夏の風物詩と言えば、花火、かき氷、風鈴、スイカ、そして「夏の甲子園」ですよね。
甲子園中継を見ていると「アルプススタンドから熱い声援が届けられている」という言葉を聞いたことがあると思います。でも、プロ野球の中継では「アルプス」なんて聞いたことがないような・・・。アルプススタンドって、どこの野球場にもあるのでしょうか?意外と知られていないアルプススタンドについて調べてみました。
アルプススタンドは甲子園球場にしかない!?
アルプススタンドとは、阪神甲子園球場の内野席と外野席の間にある観覧席のことを指します。高校野球の試合では、アルプススタンドで吹奏楽部や応援団・チアリーディング部の生徒たちが、華やかに熱い応援合戦を繰り広げます。基本的にその学校の関係者が入り、学校の応援をします。
このアルプススタンド、実は甲子園球場にしかありません。そもそも、球場に「アルプススタンド」という概念がないのです。では、なぜ甲子園球場ではアルプススタンドがあり、チケット購入の際もアルプス席というのがあるのでしょうか。
アルプススタンドができた経緯は観客の増加
甲子園球場の建設当時、内野スタンドは50段の鉄筋コンクリート製でした。その後、徐々に観戦客が増加し、外野のファウルゾーン東西スタンドと外野席が、盛り土の上に20段の木造スタンドで建てられました。
さらに中等学校野球(現在の高校野球)の人気が高まっていく中で、その当時「巨大球場」と言われていた甲子園球場でも、さらに観客席を拡大させる必要が出てきました。そして、1929年に工事が行われ、外野のファウルゾーン東西の20段の木造スタンドは、50段の鉄筋コンクリート製へと改修されました。この改修、増築されたエリアが現在の「アルプススタンド」となっているわけです。
アルプススタンドの由来は「アルプス山脈」
甲子園が改修された年の夏の甲子園大会も球場は超満員となり、新設のスタンドは白いシャツを着た観客で埋め尽くされました。その様子を朝日新聞記者として取材していた人気漫画家の岡本一平氏が
「ソノスタンドハマタ素敵ニ高ク見エル、アルプススタンドダ、上ノ方ニハ万年雪ガアリサウダ」
と表現、8月14日の朝日新聞に掲載しました。これ以来、内野席と外野席の間の大観客席は、「アルプススタンド」と呼ばれるようになったのです。ちなみに、この岡本一平さんは「芸術は爆発だ!」で有名な画家・岡本太郎さんのお父様にあたります。
アルプススタンドの応援が試合を変える!
応援によって力を発揮できるというのは、スポーツをされていた方ならわかる感覚かと思います。それが、この甲子園においては顕著に出てきます。

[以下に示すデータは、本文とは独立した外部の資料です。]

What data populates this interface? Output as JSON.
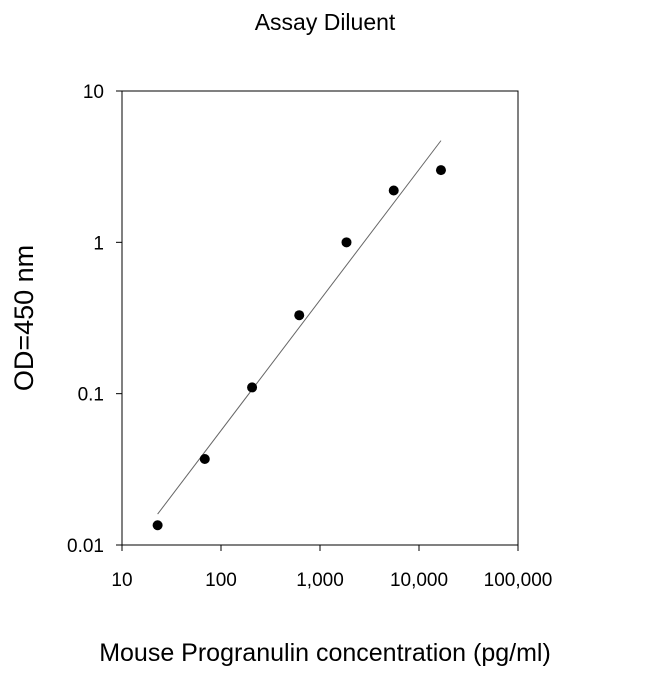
{
  "chart_data": {
    "type": "scatter",
    "title": "Assay Diluent",
    "xlabel": "Mouse Progranulin concentration (pg/ml)",
    "ylabel": "OD=450 nm",
    "xscale": "log",
    "yscale": "log",
    "xlim": [
      10,
      100000
    ],
    "ylim": [
      0.01,
      10
    ],
    "xticks": [
      {
        "value": 10,
        "label": "10"
      },
      {
        "value": 100,
        "label": "100"
      },
      {
        "value": 1000,
        "label": "1,000"
      },
      {
        "value": 10000,
        "label": "10,000"
      },
      {
        "value": 100000,
        "label": "100,000"
      }
    ],
    "yticks": [
      {
        "value": 0.01,
        "label": "0.01"
      },
      {
        "value": 0.1,
        "label": "0.1"
      },
      {
        "value": 1,
        "label": "1"
      },
      {
        "value": 10,
        "label": "10"
      }
    ],
    "grid": false,
    "series": [
      {
        "points": [
          {
            "x": 22.9,
            "y": 0.0135
          },
          {
            "x": 68.6,
            "y": 0.037
          },
          {
            "x": 206,
            "y": 0.11
          },
          {
            "x": 617,
            "y": 0.33
          },
          {
            "x": 1852,
            "y": 1.0
          },
          {
            "x": 5556,
            "y": 2.2
          },
          {
            "x": 16667,
            "y": 3.0
          }
        ]
      }
    ],
    "fit_line": {
      "x": [
        22.9,
        16667
      ],
      "y": [
        0.016,
        4.7
      ]
    },
    "colors": {
      "points": "#000000",
      "line": "#666666",
      "axes": "#000000"
    }
  }
}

近年では、2016年の東邦高校と八戸学院光星高校の試合で発揮されています。5点ビハインドの東邦高校9回裏の攻撃で東邦高校のアルプスから最後の力を振り絞った応援がなされていました。その応援が球場全体に広がり、まるで甲子園球場全体が東邦高校を応援しているような雰囲気となり、逆転サヨナラ勝ちを果たしました。
また、智弁和歌山高校のジョックロックも「魔曲」と表現され、幾度となく逆転劇を演出しています。このようにアルプススタンドの力も非常に大きく、注目を集める要因と言えます。
アルプススタンドは学校関係者以外は入れない?
アルプススタンドは各校の応援団が入ることになっているので一般客が入ることはできないように思えますが、実は一般客も入ることも可能です。筆者も数年前に智弁和歌山高校のアルプススタンドに入り、一緒に「ジョックロック」で応援をしました。残念ながら試合は星稜高校に負けてしまいましたが、あの熱気はまた肌で感じたいと思わせるには十分なものです。
最後に
毎年多くの感動を与えてくれる「夏の甲子園」も、2022年で104回目となりました。もちろん、甲子園にはアルプススタンドの存在は欠かせません!今年は試合だけでなく、応援にも目を向けてみてはいかがでしょうか。